Do not touch the motor axle while the rotor is spinning. Remove the battery from the centrifuge device when not in use. Wear chemical splash goggles, chemical-resistant gloves and a chemical-resistant apron. Wash hands thoroughly with soap and water before leaving the laboratory.


  1. Obtain a piece of filter paper. Determine the center of the piece of filter paper. To do this, set the plastic disk onto the motor axle of the centrifuge device. Set the piece of filter paper onto the plastic disk and mark the center hole. Use a sharp pencil tip or push pin to puncture a small hole into the center of the piece of filter paper.
  2. Using a black (or dark-colored) water-soluble marker, draw four to six small dots in a circular or random pattern around the center hole in the filter paper. (Note: You may wish to use two different markers and alternate the dots in a circle around the center hole.) See Figure 1.
  3. Place the plastic rotating disk (with a center hole) onto the exposed motor axle of the chromatography centrifuge. Set the filter paper on the disk. The axle should penetrate the center hole of the filter paper to secure the paper to the rotating disk (see Figure 2). Note: This avoids the use of tape to hold the filter paper, although that is an option if necessary.
  4. Start the motor running by completing the circuit on the centrifuge using the attached alligator clips. Watch the disk rotate around in a circle. Using a Beral-type pipet, add a few drops of water on the center of the rotating piece of filter paper. Add additional (yet minimal) drops of water if necessary (see Figure 3). Note: If water is added too quickly, water and ink can be thrown from the disk.
  5. Watch carefully and make observations as the filter paper rotates on the centrifuge. Disconnect the clips when the chromatography separation is complete.
  6. Dispose of the water down the drain. The filter paper disks can be saved or discarded in the trash. Save all other materials for future use.

Post-Lab Questions
(Answer the following questions on a separate piece of paper.)
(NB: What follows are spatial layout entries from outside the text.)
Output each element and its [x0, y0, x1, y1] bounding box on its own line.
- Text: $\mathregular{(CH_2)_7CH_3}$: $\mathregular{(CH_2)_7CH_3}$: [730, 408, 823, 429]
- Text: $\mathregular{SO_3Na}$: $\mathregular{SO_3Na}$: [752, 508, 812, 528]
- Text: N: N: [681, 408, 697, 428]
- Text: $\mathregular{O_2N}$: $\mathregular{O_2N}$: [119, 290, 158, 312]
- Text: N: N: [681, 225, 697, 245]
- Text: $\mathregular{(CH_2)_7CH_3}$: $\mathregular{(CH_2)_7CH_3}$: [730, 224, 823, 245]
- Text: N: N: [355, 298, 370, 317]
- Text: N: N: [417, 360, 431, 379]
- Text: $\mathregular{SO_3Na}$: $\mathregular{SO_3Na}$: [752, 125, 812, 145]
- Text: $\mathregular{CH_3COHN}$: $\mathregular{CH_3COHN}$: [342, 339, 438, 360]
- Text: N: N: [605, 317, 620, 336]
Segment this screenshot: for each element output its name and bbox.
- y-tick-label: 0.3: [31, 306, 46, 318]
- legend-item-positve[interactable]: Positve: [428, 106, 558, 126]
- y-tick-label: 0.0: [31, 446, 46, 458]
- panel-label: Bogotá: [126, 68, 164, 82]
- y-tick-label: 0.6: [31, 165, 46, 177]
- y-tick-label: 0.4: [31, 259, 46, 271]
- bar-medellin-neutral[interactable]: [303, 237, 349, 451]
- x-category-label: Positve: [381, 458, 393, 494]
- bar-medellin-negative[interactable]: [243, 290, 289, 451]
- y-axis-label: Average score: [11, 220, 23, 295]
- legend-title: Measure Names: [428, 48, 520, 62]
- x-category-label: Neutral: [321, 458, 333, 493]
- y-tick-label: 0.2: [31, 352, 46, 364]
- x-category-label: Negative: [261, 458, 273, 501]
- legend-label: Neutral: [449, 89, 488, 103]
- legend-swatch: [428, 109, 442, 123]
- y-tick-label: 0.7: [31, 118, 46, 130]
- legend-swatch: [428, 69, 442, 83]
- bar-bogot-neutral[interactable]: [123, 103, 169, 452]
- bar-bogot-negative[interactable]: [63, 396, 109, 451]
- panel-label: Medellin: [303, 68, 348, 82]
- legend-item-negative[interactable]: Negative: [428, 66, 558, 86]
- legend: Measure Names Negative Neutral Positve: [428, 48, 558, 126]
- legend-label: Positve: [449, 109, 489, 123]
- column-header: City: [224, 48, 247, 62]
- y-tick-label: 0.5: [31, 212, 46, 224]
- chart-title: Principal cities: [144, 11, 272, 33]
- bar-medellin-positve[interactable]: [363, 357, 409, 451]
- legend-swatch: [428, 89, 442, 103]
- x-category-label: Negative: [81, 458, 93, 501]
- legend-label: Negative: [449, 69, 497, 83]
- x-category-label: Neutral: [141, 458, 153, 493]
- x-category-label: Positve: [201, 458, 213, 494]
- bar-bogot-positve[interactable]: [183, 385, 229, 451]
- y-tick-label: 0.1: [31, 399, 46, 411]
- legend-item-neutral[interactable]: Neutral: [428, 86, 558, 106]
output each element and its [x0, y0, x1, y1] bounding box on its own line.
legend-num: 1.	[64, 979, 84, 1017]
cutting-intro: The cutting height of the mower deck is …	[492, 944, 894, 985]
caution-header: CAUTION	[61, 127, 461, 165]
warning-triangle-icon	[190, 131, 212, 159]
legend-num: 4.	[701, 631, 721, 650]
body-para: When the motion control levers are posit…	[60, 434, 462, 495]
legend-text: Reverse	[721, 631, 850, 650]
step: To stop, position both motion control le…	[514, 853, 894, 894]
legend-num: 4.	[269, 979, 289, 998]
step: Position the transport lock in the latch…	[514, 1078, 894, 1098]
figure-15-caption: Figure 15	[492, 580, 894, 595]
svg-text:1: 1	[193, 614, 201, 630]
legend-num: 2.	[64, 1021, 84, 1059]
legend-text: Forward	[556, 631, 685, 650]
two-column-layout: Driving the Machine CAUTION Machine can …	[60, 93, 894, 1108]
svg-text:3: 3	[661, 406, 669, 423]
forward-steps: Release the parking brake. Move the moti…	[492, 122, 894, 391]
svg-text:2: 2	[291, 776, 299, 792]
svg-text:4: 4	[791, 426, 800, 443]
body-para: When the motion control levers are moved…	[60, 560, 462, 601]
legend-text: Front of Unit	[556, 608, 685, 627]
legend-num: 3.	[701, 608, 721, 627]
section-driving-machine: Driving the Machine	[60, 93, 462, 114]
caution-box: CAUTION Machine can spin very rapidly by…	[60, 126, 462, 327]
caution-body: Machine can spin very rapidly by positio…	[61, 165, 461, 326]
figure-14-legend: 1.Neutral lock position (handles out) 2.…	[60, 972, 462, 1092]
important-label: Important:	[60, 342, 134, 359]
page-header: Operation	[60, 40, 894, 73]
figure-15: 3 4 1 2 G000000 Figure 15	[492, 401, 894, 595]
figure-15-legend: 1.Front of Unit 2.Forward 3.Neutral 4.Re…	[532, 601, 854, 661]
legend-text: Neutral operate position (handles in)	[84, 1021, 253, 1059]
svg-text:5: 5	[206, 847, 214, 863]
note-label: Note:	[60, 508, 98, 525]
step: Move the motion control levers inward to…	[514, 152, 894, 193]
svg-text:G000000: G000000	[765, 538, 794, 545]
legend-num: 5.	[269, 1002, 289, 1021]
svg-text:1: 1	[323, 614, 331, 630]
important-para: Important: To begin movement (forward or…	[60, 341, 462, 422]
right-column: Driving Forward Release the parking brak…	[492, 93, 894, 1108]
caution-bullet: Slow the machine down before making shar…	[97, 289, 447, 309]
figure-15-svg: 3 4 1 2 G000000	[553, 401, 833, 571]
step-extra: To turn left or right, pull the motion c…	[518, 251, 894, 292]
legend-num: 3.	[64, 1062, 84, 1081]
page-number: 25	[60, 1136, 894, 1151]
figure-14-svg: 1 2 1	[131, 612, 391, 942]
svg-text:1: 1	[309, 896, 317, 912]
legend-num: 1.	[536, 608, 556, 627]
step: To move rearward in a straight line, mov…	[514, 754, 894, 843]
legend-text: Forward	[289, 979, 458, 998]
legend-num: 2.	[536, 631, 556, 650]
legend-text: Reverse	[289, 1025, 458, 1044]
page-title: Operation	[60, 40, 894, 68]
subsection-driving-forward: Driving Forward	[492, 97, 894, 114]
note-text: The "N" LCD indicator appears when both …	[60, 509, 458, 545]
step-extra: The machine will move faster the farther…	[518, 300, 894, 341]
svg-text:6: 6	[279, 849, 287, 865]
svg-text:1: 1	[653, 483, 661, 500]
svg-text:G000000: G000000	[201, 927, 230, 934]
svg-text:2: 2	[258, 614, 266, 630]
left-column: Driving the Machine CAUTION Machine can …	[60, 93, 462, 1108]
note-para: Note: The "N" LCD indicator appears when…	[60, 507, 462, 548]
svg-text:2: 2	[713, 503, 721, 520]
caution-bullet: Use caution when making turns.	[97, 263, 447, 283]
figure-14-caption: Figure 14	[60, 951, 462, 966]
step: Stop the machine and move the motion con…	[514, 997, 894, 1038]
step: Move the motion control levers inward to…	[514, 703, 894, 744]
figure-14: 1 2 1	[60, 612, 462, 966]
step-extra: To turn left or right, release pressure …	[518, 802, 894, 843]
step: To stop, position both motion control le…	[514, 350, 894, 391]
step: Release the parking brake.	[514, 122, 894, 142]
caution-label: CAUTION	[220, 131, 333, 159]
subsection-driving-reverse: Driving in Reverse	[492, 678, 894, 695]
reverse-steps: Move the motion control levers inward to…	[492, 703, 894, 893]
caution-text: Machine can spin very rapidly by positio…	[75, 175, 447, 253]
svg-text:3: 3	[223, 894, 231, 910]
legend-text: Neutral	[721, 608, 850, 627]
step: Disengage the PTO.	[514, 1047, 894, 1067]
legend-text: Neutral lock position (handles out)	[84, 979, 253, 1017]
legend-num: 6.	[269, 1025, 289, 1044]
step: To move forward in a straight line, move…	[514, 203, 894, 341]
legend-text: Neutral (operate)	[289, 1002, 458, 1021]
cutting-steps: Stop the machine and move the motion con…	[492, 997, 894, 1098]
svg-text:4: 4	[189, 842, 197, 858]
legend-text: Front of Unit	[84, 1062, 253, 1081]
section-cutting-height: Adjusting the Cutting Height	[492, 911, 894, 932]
  1. What colored pigments make up each black ink?
  2. Why do different black inks separate into different pigment patterns?
  3. Which inks appear to be made up of more than one pigment? Which inks appear to be a single pigment?
  4. Knowing that water is a very polar solvent, what can you infer about the relative polarities of the various pigments in each ink?
  5. What are the benefits of centrifugal chromatography? What are the disadvantages?
  6. Optional: If an ultraviolet (UV or “black”) light is available, shine it on each of the strips in a darkened room. What do you see? Can you make any additional inferences about the pigments in the various inks?